Perhaps most important of all, you need to measure and report on the financial savings that have been generated from the good work of the GLP. Although this can be difficult to do, you should put as much effort as possible into conducting audits and surveys, reading meters and checking utility data and recycling rates. If you can get hard data, do your best to create a believable way of calculating the financial effects of the programs’s work. This is essential for long-term funding.
At the end of the year, you should also do the following:
- organize your files
- revise your budget
- update your website with recent events, files and information
- take the time to synthesize how the year went
- record what you have learned
- record suggestions for the future
- share successes from the year
More on each of the following methods of measuring and reporting successes is provided in this section.

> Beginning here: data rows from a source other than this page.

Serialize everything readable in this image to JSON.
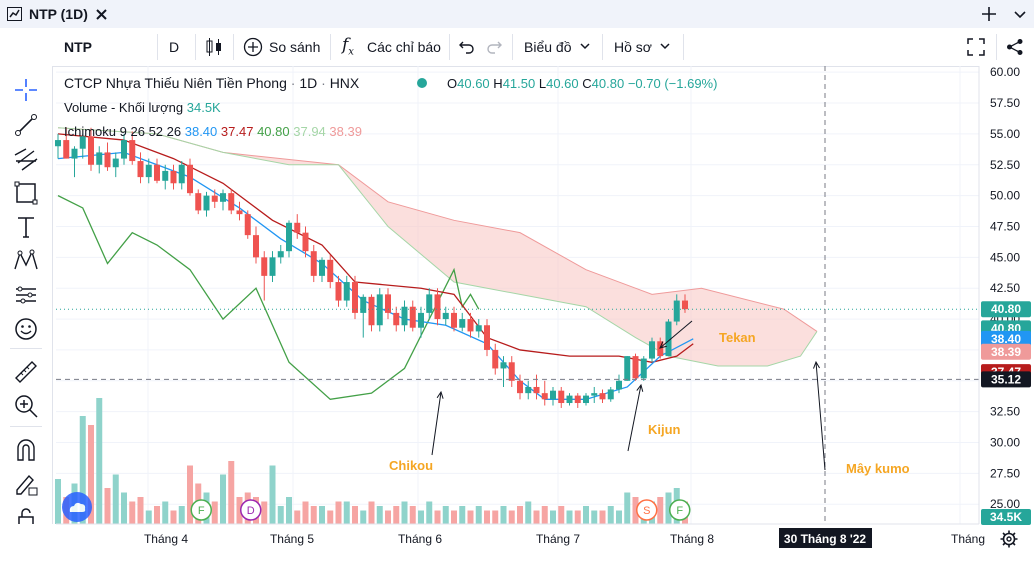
{
  "window": {
    "tab_title": "NTP (1D)"
  },
  "toolbar": {
    "symbol": "NTP",
    "interval": "D",
    "compare_label": "So sánh",
    "indicators_label": "Các chỉ báo",
    "chart_type_label": "Biểu đồ",
    "profile_label": "Hồ sơ"
  },
  "legend": {
    "name": "CTCP Nhựa Thiếu Niên Tiền Phong",
    "interval": "1D",
    "exchange": "HNX",
    "open_label": "O",
    "open": "40.60",
    "high_label": "H",
    "high": "41.50",
    "low_label": "L",
    "low": "40.60",
    "close_label": "C",
    "close": "40.80",
    "change": "−0.70 (−1.69%)",
    "volume_label": "Volume - Khối lượng",
    "volume_value": "34.5K",
    "ichimoku_label": "Ichimoku",
    "ichimoku_params": "9 26 52 26",
    "ichimoku_values": [
      "38.40",
      "37.47",
      "40.80",
      "37.94",
      "38.39"
    ]
  },
  "chart_data": {
    "type": "candlestick",
    "y_ticks": [
      "60.00",
      "57.50",
      "55.00",
      "52.50",
      "50.00",
      "47.50",
      "45.00",
      "42.50",
      "40.00",
      "37.50",
      "35.00",
      "32.50",
      "30.00",
      "27.50",
      "25.00"
    ],
    "ylim": [
      23.4,
      60.5
    ],
    "x_labels": [
      "Tháng 4",
      "Tháng 5",
      "Tháng 6",
      "Tháng 7",
      "Tháng 8",
      "Tháng"
    ],
    "crosshair_date": "30 Tháng 8 '22",
    "price_tags": [
      {
        "value": "40.80",
        "color": "#26a69a",
        "y": 40.8
      },
      {
        "value": "40.80",
        "color": "#26a69a",
        "y": 39.25
      },
      {
        "value": "38.40",
        "color": "#2196f3",
        "y": 38.4
      },
      {
        "value": "38.39",
        "color": "#ef9a9a",
        "y": 37.35
      },
      {
        "value": "37.47",
        "color": "#b71c1c",
        "y": 35.7
      },
      {
        "value": "35.12",
        "color": "#131722",
        "y": 35.12
      },
      {
        "value": "34.5K",
        "color": "#26a69a",
        "y": 24.8
      }
    ],
    "candles": [
      [
        54,
        55,
        53,
        54.5
      ],
      [
        54.5,
        55.5,
        53,
        53
      ],
      [
        53,
        54,
        51.5,
        53.8
      ],
      [
        53.8,
        55,
        53,
        54.8
      ],
      [
        54.8,
        55.5,
        52,
        52.5
      ],
      [
        52.5,
        54,
        51.8,
        53.5
      ],
      [
        53.5,
        54.3,
        52,
        52.3
      ],
      [
        52.3,
        53.5,
        51.5,
        53
      ],
      [
        53,
        55,
        52.5,
        54.5
      ],
      [
        54.5,
        55.2,
        52.5,
        52.8
      ],
      [
        52.8,
        53.5,
        51,
        51.5
      ],
      [
        51.5,
        53,
        51,
        52.5
      ],
      [
        52.5,
        53,
        51,
        51.2
      ],
      [
        51.2,
        52.5,
        50.5,
        52
      ],
      [
        52,
        52.5,
        50.5,
        51
      ],
      [
        51,
        52.8,
        50.5,
        52.5
      ],
      [
        52.5,
        53,
        50,
        50.2
      ],
      [
        50.2,
        50.5,
        48.5,
        48.8
      ],
      [
        48.8,
        50.3,
        48.3,
        50
      ],
      [
        50,
        50.5,
        49,
        49.5
      ],
      [
        49.5,
        50.5,
        48.8,
        50.2
      ],
      [
        50.2,
        50.5,
        48.5,
        48.8
      ],
      [
        48.8,
        49.5,
        48,
        48.5
      ],
      [
        48.5,
        48.8,
        46.5,
        46.8
      ],
      [
        46.8,
        47.5,
        44.5,
        45
      ],
      [
        45,
        45.5,
        41.5,
        43.5
      ],
      [
        43.5,
        45.5,
        43,
        45
      ],
      [
        45,
        46,
        44.5,
        45.5
      ],
      [
        45.5,
        48,
        45,
        47.8
      ],
      [
        47.8,
        48.5,
        46.5,
        47
      ],
      [
        47,
        47.5,
        45,
        45.5
      ],
      [
        45.5,
        46,
        43,
        43.5
      ],
      [
        43.5,
        45,
        43,
        44.8
      ],
      [
        44.8,
        45.2,
        42.5,
        43
      ],
      [
        43,
        43.5,
        41,
        41.5
      ],
      [
        41.5,
        43.5,
        41,
        43
      ],
      [
        43,
        43.5,
        40,
        40.5
      ],
      [
        40.5,
        42,
        38.5,
        41.8
      ],
      [
        41.8,
        42,
        39,
        39.5
      ],
      [
        39.5,
        42.5,
        39,
        42
      ],
      [
        42,
        42.5,
        40,
        40.5
      ],
      [
        40.5,
        41,
        39,
        39.5
      ],
      [
        39.5,
        41.5,
        39,
        41
      ],
      [
        41,
        41.5,
        39,
        39.3
      ],
      [
        39.3,
        41,
        38.5,
        40.5
      ],
      [
        40.5,
        42.5,
        40,
        42
      ],
      [
        42,
        42.5,
        39.5,
        40
      ],
      [
        40,
        41,
        39.5,
        40.5
      ],
      [
        40.5,
        41,
        39,
        39.3
      ],
      [
        39.3,
        40.5,
        39,
        40
      ],
      [
        40,
        40.5,
        38.5,
        39
      ],
      [
        39,
        40,
        38.5,
        39.5
      ],
      [
        39.5,
        40,
        37,
        37.5
      ],
      [
        37.5,
        38,
        35.5,
        36
      ],
      [
        36,
        37,
        34.5,
        36.5
      ],
      [
        36.5,
        37,
        34.5,
        35
      ],
      [
        35,
        35.5,
        33.5,
        34
      ],
      [
        34,
        35,
        33.5,
        34.5
      ],
      [
        34.5,
        35.5,
        33.5,
        34
      ],
      [
        34,
        35,
        33,
        33.5
      ],
      [
        33.5,
        34.5,
        33,
        34.2
      ],
      [
        34.2,
        34.5,
        32.8,
        33.2
      ],
      [
        33.2,
        34,
        33,
        33.8
      ],
      [
        33.8,
        34,
        32.8,
        33.2
      ],
      [
        33.2,
        34,
        33,
        33.8
      ],
      [
        33.8,
        34.5,
        33.2,
        34
      ],
      [
        34,
        34.3,
        33.2,
        33.5
      ],
      [
        33.5,
        34.5,
        33.3,
        34.3
      ],
      [
        34.3,
        35.5,
        34,
        35
      ],
      [
        35,
        37,
        35,
        37
      ],
      [
        37,
        37.2,
        35,
        35.2
      ],
      [
        35.2,
        37,
        35,
        36.8
      ],
      [
        36.8,
        38.5,
        36.5,
        38.2
      ],
      [
        38.2,
        38.5,
        36.8,
        37
      ],
      [
        37,
        40,
        37,
        39.8
      ],
      [
        39.8,
        42,
        39.5,
        41.5
      ],
      [
        41.5,
        42,
        40.5,
        40.8
      ]
    ],
    "volumes": [
      10,
      6,
      9,
      24,
      22,
      28,
      8,
      11,
      7,
      5,
      6,
      3,
      4,
      5,
      3,
      4,
      13,
      9,
      7,
      5,
      11,
      14,
      6,
      7,
      6,
      5,
      13,
      4,
      6,
      3,
      5,
      4,
      4,
      3,
      5,
      5,
      4,
      3,
      5,
      4,
      3,
      4,
      5,
      4,
      3,
      5,
      3,
      4,
      3,
      4,
      3,
      4,
      3,
      3,
      4,
      3,
      4,
      5,
      3,
      4,
      3,
      4,
      3,
      3,
      4,
      3,
      3,
      4,
      3,
      7,
      6,
      4,
      5,
      6,
      7,
      8,
      5
    ],
    "tenkan": [
      [
        0,
        53
      ],
      [
        8,
        53.5
      ],
      [
        12,
        52.5
      ],
      [
        16,
        51.5
      ],
      [
        22,
        49
      ],
      [
        27,
        46.5
      ],
      [
        32,
        44.5
      ],
      [
        37,
        41.5
      ],
      [
        42,
        40
      ],
      [
        47,
        39.5
      ],
      [
        52,
        38
      ],
      [
        56,
        35
      ],
      [
        59,
        33.5
      ],
      [
        64,
        33.5
      ],
      [
        69,
        34.5
      ],
      [
        73,
        37
      ],
      [
        77,
        38.4
      ]
    ],
    "kijun": [
      [
        0,
        55
      ],
      [
        8,
        54.5
      ],
      [
        14,
        53
      ],
      [
        20,
        51
      ],
      [
        26,
        48
      ],
      [
        32,
        46
      ],
      [
        36,
        43
      ],
      [
        44,
        42.5
      ],
      [
        48,
        42
      ],
      [
        52,
        38.5
      ],
      [
        56,
        37.5
      ],
      [
        62,
        37
      ],
      [
        68,
        37
      ],
      [
        72,
        36.5
      ],
      [
        75,
        37
      ],
      [
        77,
        38
      ]
    ],
    "chikou": [
      [
        0,
        50
      ],
      [
        3,
        49
      ],
      [
        6,
        44.5
      ],
      [
        9,
        47
      ],
      [
        12,
        46
      ],
      [
        16,
        44
      ],
      [
        20,
        40
      ],
      [
        24,
        42.5
      ],
      [
        28,
        36.5
      ],
      [
        33,
        33.5
      ],
      [
        38,
        34
      ],
      [
        42,
        36
      ],
      [
        45,
        40
      ],
      [
        48,
        44
      ],
      [
        49,
        41
      ],
      [
        50,
        42
      ],
      [
        51,
        40.8
      ]
    ],
    "cloud_a": [
      [
        0,
        55.5
      ],
      [
        12,
        55
      ],
      [
        20,
        53.5
      ],
      [
        34,
        52.5
      ],
      [
        40,
        49.5
      ],
      [
        48,
        48
      ],
      [
        56,
        47
      ],
      [
        64,
        44
      ],
      [
        72,
        42
      ],
      [
        78,
        42.5
      ],
      [
        88,
        40.8
      ],
      [
        92,
        39
      ]
    ],
    "cloud_b": [
      [
        0,
        55.5
      ],
      [
        12,
        55
      ],
      [
        20,
        53.5
      ],
      [
        28,
        52.5
      ],
      [
        34,
        52.5
      ],
      [
        40,
        47.5
      ],
      [
        48,
        43
      ],
      [
        56,
        42
      ],
      [
        64,
        41
      ],
      [
        70,
        38.5
      ],
      [
        74,
        37
      ],
      [
        80,
        36.2
      ],
      [
        86,
        36.2
      ],
      [
        90,
        37
      ],
      [
        92,
        39
      ]
    ],
    "annotations": {
      "tekan": "Tekan",
      "kijun": "Kijun",
      "chikou": "Chikou",
      "kumo": "Mây kumo"
    },
    "event_markers": [
      {
        "label": "F",
        "color": "#4caf50",
        "i": 17
      },
      {
        "label": "D",
        "color": "#9c27b0",
        "i": 23
      },
      {
        "label": "S",
        "color": "#ff7043",
        "i": 71
      },
      {
        "label": "F",
        "color": "#4caf50",
        "i": 75
      }
    ],
    "colors": {
      "up": "#26a69a",
      "down": "#ef5350",
      "tenkan": "#2196f3",
      "kijun": "#b71c1c",
      "chikou": "#43a047",
      "cloud": "#f8c9c6",
      "up_vol": "#8fd3cb",
      "down_vol": "#f6a5a3",
      "annotation": "#f5a623"
    }
  }
}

- Recording at the End of the Year
- Analysis, Measurements and Program Evaluation
- Providing Results and Seeking External Advice
Recording at the End of the Year
You will really want to keep records and have thoughts recorded at the end of the year before the reps leave because they will have the chance to look at the year in a more holistic way than they have at any point during their term. They will be able to assess their personal and the group's work. They will also be able to provide valuable information about personal contacts they made, projects they did or did not finish and other items. This information be extremely helpful for next year’s rep to know about.
Final Report for Reps
We suggest having all reps and captains fill out a final report to capture their thoughts on the year. It also helps to give the final reports to the incoming reps the next fall to let them know what happened in the previous years.
Recording Progress
Just as it is very useful for the reps and captains to record their thoughts on their own progress, it is very useful for the coordinator to record the progress of the program. This will help future coordinators understand the history and development of the program. Recording the GLP's progress might include personal feedback questionnaires, lists of your achievements, a timeline of your activities and a collection of media.
Analysis, Measurements and Program Evaluation
After you have been able to read through all of the final reports and have had a chance to rest yourself, it is time to fully analyze how the first year went. Maybe there were some great successes (wahoo!) and maybe there were some let-downs too.
Now is your chance to think through what you can do the second year that you were not able to do the first year. You are in a much better position now. You have partners, you have built a name for the organization, and you have a better idea of how things actually can come together.
Program Evaluation and Development
Use the final reports and your analyses as a way of evaluating the program to help you develop the GLP for the next year.
Monitoring the GLP as an Organization
Here are a couple ways to monitor your GLP as an organization on campus:
- student employee reviews
You should conduct midyear (perhaps in person) and end-of-year reviews (perhaps in writing) with the reps, if not more frequently, to get an understanding of their development, which in turn will give you a sense of how the program is doing.
- feedback from campus
Consider conducting a campus survey as it will help you gauge the effectiveness of your program and campaigns.
Providing Results and Seeking External Advice
It is important to give concrete results and numbers to both the reps and the steering group. Concrete results and examples enable everyone to understand the progress to date.
Consider seeking opinions from other administrators, other campuses or outside nonprofit organizations when analyzing your own progress as an institution as well. You could bring in a consultant who is external to your program or your campus to conduct individual or group feedback sessions and to give an unbiased review of everyone’s thoughts on the development of the program.